Unbelief: Dark-Heart Disease

What Is Dark-Heart Disease?

What Does This Mean for Christians?

Listen, Ask, and Pray

  1. Listen. Non-Christians have a deep-seated desire to be heard. Not argued with, but heard. This is both a testament to the truth of Scripture and an irony of unbelief. Scripture reveals that God made us to be listeners. Adam’s first task as a creature was simply to listen to the words of God. And that’s the call of God’s people throughout the Old and New Testaments, culminating with the eternal Word of God coming in the flesh. Salvation is a matter of hearing that Word. However, it’s ironic that non-Christians would want to be heard since they are not, in fact, listening to the clearest testimony from God himself in general and special revelation! Nevertheless, do them the grace that God has done to you: listen. Let them speak. And don’t just wait there for your turn, like a child second-in-line at the playground slide. Focus more on hearing them than on preparing your response. You can always ask for more time to come up with a thoughtful response.
  2. Ask. Asking questions is evidence of thoughtful listening. Draw out the person’s train of thought. There will be contradictions and problems with their definitions of who God is, who they are, and what the world is like. But there will also be biblical values that shine through — things that they long for and hope for and dream about. Those things are precious, for they are remnants of their ineffective war with God. You can’t live in God’s world and ignore him without borrowing from him. Those borrowing points may help you show how the God of the Bible offers more than they could imagine in relation to what they seek.
  3. Pray. You can’t perform divine heart surgery. Don’t pretend as if you can. In all likelihood, as was the case for me this week, the person will shut down and reject your words.

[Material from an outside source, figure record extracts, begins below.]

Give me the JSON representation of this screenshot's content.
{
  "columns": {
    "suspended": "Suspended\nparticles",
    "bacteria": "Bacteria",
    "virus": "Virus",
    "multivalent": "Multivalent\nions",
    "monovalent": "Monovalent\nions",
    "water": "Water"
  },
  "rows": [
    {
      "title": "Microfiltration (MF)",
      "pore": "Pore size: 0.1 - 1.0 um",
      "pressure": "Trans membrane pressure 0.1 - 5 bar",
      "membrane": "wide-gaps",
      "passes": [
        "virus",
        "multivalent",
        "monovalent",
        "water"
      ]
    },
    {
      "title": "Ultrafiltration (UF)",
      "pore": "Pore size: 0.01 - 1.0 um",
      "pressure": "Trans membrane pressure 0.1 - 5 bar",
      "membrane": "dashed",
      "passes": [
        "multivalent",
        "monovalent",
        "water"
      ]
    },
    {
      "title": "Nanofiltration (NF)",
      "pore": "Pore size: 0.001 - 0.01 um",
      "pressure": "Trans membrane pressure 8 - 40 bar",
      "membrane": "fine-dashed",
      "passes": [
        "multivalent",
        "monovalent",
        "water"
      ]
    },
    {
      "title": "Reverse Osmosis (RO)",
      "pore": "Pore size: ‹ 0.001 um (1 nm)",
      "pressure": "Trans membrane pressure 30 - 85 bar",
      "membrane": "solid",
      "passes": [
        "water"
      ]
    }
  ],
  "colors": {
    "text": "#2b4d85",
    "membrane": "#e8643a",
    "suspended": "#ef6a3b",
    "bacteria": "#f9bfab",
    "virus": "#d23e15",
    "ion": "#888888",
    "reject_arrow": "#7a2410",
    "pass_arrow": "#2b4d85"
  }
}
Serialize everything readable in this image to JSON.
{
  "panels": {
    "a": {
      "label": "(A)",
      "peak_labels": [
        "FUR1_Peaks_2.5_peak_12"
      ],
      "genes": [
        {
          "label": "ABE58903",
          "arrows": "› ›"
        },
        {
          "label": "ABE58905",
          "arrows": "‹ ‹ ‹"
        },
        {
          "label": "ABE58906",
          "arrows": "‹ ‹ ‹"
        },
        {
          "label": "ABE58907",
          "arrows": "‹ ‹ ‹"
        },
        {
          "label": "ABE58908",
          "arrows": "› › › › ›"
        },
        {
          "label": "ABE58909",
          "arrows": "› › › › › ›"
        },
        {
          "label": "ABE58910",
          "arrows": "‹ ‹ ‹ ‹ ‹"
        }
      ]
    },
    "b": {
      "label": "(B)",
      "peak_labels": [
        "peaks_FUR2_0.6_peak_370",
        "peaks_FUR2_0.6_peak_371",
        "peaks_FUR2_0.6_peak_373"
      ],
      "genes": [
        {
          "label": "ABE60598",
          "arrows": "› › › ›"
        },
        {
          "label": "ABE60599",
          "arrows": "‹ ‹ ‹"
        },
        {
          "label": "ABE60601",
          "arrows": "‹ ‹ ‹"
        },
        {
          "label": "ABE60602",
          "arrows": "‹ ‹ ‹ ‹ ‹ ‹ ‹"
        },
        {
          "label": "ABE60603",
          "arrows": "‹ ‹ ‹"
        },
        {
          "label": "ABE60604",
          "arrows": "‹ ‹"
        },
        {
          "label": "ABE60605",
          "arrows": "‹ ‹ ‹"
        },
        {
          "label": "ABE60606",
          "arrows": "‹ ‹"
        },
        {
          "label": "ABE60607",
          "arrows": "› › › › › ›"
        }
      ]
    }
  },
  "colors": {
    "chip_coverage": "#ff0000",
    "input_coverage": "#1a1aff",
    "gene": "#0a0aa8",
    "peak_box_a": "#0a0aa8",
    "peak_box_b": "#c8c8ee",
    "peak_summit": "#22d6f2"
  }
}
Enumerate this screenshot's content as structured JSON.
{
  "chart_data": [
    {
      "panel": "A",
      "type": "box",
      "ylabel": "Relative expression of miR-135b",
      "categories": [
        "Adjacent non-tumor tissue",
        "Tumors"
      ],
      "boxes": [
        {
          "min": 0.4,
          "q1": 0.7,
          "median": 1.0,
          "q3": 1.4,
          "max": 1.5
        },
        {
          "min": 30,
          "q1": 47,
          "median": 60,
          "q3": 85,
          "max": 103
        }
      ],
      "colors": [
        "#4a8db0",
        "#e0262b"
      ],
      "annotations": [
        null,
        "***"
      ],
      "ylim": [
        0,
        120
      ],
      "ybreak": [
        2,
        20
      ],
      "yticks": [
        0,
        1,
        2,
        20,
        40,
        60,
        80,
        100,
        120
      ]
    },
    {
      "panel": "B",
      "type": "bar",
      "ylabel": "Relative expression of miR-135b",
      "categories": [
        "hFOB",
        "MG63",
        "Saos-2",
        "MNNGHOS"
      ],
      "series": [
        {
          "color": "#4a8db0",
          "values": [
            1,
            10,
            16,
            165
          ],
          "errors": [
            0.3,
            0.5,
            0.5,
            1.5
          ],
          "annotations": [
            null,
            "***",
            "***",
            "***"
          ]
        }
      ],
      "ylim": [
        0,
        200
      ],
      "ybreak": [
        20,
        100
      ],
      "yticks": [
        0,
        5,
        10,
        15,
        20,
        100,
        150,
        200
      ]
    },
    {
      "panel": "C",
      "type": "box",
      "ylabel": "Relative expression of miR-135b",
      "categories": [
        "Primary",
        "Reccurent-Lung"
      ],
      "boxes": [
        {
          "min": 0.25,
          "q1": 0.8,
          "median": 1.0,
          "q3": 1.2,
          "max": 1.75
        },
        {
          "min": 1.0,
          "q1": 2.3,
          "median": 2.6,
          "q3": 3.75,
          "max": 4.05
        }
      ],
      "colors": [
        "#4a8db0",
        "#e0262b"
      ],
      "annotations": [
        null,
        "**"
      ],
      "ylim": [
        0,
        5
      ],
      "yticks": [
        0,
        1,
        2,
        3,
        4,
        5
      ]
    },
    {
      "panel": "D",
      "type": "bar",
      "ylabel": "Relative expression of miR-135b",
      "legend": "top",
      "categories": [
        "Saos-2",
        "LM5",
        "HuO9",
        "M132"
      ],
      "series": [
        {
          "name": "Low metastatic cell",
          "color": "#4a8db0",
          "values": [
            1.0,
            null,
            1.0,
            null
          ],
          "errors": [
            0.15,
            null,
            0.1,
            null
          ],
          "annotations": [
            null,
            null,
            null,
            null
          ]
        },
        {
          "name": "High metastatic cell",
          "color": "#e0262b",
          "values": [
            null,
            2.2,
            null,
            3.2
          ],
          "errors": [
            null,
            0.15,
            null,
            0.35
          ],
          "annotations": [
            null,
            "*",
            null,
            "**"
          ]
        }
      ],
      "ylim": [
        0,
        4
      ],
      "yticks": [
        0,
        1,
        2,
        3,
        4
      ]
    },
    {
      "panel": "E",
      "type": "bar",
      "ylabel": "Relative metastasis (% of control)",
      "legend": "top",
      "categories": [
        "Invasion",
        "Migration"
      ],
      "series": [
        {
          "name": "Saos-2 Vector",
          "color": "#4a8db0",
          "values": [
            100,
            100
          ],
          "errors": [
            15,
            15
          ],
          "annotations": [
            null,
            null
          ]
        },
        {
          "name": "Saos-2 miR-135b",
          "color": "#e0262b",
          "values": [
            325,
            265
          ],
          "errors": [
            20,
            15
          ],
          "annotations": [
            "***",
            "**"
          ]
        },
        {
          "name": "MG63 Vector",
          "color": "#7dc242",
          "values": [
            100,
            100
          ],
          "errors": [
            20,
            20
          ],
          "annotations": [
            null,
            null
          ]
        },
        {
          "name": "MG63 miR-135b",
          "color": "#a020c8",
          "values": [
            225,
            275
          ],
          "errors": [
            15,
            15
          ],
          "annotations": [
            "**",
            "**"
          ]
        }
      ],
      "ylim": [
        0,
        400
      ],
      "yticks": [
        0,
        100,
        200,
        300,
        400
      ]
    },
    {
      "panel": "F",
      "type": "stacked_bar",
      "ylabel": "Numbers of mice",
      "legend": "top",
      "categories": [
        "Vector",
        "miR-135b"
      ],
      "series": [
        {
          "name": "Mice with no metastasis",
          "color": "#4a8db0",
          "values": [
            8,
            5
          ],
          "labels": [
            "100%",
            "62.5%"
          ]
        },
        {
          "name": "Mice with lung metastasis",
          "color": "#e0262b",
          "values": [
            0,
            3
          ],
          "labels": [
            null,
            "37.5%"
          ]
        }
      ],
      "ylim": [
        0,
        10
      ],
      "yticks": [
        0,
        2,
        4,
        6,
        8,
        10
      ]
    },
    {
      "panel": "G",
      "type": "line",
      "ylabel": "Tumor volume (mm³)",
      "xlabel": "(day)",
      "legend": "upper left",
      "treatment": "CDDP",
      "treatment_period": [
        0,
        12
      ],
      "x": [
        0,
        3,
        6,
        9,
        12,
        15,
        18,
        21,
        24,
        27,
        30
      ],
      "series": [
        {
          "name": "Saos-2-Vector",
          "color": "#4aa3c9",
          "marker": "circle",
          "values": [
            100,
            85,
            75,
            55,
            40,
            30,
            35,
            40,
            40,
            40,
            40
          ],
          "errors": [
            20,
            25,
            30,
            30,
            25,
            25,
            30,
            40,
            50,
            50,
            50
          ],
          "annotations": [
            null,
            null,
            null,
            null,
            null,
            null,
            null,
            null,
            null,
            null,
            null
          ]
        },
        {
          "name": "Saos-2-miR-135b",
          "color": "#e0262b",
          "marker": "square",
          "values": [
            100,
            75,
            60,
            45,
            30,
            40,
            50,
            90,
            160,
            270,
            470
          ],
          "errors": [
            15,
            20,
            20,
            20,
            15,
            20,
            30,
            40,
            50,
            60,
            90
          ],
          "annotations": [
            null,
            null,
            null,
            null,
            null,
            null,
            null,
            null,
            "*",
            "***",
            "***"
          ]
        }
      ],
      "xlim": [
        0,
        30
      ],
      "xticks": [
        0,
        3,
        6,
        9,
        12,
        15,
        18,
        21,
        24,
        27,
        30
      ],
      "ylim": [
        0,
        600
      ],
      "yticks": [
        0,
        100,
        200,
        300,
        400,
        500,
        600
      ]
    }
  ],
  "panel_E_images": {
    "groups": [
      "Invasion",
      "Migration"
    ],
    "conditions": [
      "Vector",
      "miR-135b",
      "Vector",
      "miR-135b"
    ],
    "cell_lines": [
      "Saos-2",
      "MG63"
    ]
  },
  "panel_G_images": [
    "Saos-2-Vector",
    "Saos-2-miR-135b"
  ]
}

They’ll be disinterested. They just won’t care to get into a full apologetic discussion. They won’t want what you have to offer. They’ll dismiss you as a simpleton who just hasn’t been enlightened by modern thought (oh, the irony!). It’s okay. Your work isn’t done. Now you get to pray. You get to ask God to perform the surgery despite the patient’s every refusal. Don’t dismiss the person and walk away to think of “better” things. If God did that with you, where would you be? Pray.